Nosocomiale infecties die niet onmiddellijk worden behandeld, kunnen verschillende complicaties veroorzaken, zoals:

  • Endocarditis
  • osteomyelitis
  • peritonitis
  • meningitis
  • Sepsis
  • Long abces
  • Orgaanfalen
  • Gangreen
  • Blijvende schade aan de nieren

Nosocomiale infectiepreventie

Maatregelen ter preventie van ziekenhuisinfecties zijn de verantwoordelijkheid van alle mensen in het ziekenhuis, inclusief gezondheidswerkers, zoals artsen en verpleegkundigen, patiënten en bezoekende mensen.
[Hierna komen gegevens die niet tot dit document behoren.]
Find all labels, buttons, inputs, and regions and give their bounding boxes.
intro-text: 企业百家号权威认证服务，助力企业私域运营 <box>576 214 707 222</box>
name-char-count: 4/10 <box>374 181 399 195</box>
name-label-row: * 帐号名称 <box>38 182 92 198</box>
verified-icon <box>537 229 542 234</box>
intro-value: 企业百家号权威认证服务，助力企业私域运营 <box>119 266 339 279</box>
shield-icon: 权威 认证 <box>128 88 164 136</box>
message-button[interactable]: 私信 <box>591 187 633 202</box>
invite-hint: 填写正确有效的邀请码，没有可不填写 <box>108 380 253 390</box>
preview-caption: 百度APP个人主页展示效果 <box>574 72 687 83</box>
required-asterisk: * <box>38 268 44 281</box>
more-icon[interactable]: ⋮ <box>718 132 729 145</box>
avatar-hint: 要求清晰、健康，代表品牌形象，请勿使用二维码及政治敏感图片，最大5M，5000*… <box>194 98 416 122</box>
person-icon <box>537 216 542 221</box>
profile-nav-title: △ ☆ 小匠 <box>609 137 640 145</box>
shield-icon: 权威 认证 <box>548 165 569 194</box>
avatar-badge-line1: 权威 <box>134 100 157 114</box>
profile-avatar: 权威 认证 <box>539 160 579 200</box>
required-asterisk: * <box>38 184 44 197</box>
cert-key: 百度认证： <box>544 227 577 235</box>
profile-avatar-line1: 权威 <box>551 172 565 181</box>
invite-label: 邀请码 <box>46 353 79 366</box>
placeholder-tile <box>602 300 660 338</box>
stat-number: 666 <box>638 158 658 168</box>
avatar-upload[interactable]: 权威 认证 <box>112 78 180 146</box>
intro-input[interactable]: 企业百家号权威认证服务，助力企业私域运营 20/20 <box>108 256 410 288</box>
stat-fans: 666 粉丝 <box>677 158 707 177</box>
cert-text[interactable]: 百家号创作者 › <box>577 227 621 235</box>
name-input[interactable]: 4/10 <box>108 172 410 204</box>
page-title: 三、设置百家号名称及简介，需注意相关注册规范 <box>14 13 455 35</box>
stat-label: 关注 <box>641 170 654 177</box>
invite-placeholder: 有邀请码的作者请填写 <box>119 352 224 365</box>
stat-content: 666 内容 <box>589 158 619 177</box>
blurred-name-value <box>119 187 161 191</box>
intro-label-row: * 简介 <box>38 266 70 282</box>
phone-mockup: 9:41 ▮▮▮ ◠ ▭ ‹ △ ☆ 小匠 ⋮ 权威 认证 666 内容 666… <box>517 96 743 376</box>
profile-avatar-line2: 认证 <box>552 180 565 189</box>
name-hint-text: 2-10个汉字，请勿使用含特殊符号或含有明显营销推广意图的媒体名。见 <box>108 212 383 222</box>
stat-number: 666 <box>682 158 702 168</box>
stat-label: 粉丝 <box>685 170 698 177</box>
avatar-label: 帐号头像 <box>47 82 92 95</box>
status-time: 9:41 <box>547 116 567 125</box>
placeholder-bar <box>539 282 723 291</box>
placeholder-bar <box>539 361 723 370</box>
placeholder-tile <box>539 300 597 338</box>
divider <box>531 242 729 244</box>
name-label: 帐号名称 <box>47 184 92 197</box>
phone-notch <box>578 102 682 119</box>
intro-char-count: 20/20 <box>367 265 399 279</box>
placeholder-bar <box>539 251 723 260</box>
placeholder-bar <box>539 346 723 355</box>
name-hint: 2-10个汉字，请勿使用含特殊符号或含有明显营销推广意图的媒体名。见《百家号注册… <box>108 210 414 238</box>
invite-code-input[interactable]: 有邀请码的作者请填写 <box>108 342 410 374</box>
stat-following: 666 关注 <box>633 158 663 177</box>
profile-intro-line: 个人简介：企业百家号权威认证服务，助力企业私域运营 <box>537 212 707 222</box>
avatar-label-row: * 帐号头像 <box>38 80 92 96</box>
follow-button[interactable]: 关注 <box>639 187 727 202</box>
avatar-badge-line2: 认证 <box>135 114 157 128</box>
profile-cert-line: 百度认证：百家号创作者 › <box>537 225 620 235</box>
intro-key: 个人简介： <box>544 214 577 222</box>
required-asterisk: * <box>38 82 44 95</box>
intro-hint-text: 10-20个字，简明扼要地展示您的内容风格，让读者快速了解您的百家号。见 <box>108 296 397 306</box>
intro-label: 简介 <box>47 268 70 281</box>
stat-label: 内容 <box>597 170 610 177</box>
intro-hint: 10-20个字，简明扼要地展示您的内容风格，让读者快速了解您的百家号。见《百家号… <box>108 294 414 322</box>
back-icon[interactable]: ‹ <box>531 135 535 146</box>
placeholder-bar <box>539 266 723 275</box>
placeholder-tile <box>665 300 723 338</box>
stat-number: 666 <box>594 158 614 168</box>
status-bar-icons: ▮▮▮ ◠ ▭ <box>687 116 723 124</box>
Enkele stappen die kunnen worden genomen om de verspreiding van deze infectie te voorkomen zijn:

1. Was je handen

Het is belangrijk dat iedereen die in het ziekenhuis ligt zijn handen goed wast volgens de aanbevelingen van de WHO. Er zijn 5 verplichte tijden om uw handen te wassen in het ziekenhuis, namelijk:

  • Alvorens de patiënt te behandelen
  • Alvorens procedures en handelingen bij patiënten uit te voeren
  • Na blootstelling aan lichaamsvloeistoffen (bijv. bloed, urine of ontlasting)
  • Na het aanraken van de patiënt
  • Na het aanraken van voorwerpen rond de patiënt

2. Houd je thuisomgeving schoonziek

De ziekenhuisomgeving moet worden gereinigd met een reinigingsvloeistof of desinfectiemiddel. Ziekenhuisvloeren moeten 2-3 keer per dag worden schoongemaakt, terwijl de muren elke 2 weken moeten worden schoongemaakt.

3. Gebruik het gereedschap volgens de procedure:

Medische procedures en het gebruik van apparaten of slangen die aan het lichaam zijn bevestigd, zoals infusies, ademhalingsapparatuur of urinekatheters, moeten worden gebruikt en geïnstalleerd volgens de standaard operationele procedures (SOP's) die van toepassing zijn in elk ziekenhuis en elke gezondheidsinstelling.

4. Plaats risicopatiënten in isolatiekamers

Plaatsing van patiënten moet in overeenstemming zijn met de omstandigheden en de opgelopen ziekten. Patiënten met een laag immuunsysteem of patiënten die de ziekte kunnen overdragen op andere patiënten, worden bijvoorbeeld in isolatiekamers geplaatst.

5. Gebruik PBM (persoonlijke beschermingsmiddelen) volgens de SOP

Personeel en iedereen die betrokken is bij ziekenhuisdiensten moeten persoonlijke beschermingsmiddelen gebruiken volgens SOP's, zoals handschoenen en maskers, bij het bedienen van patiënten.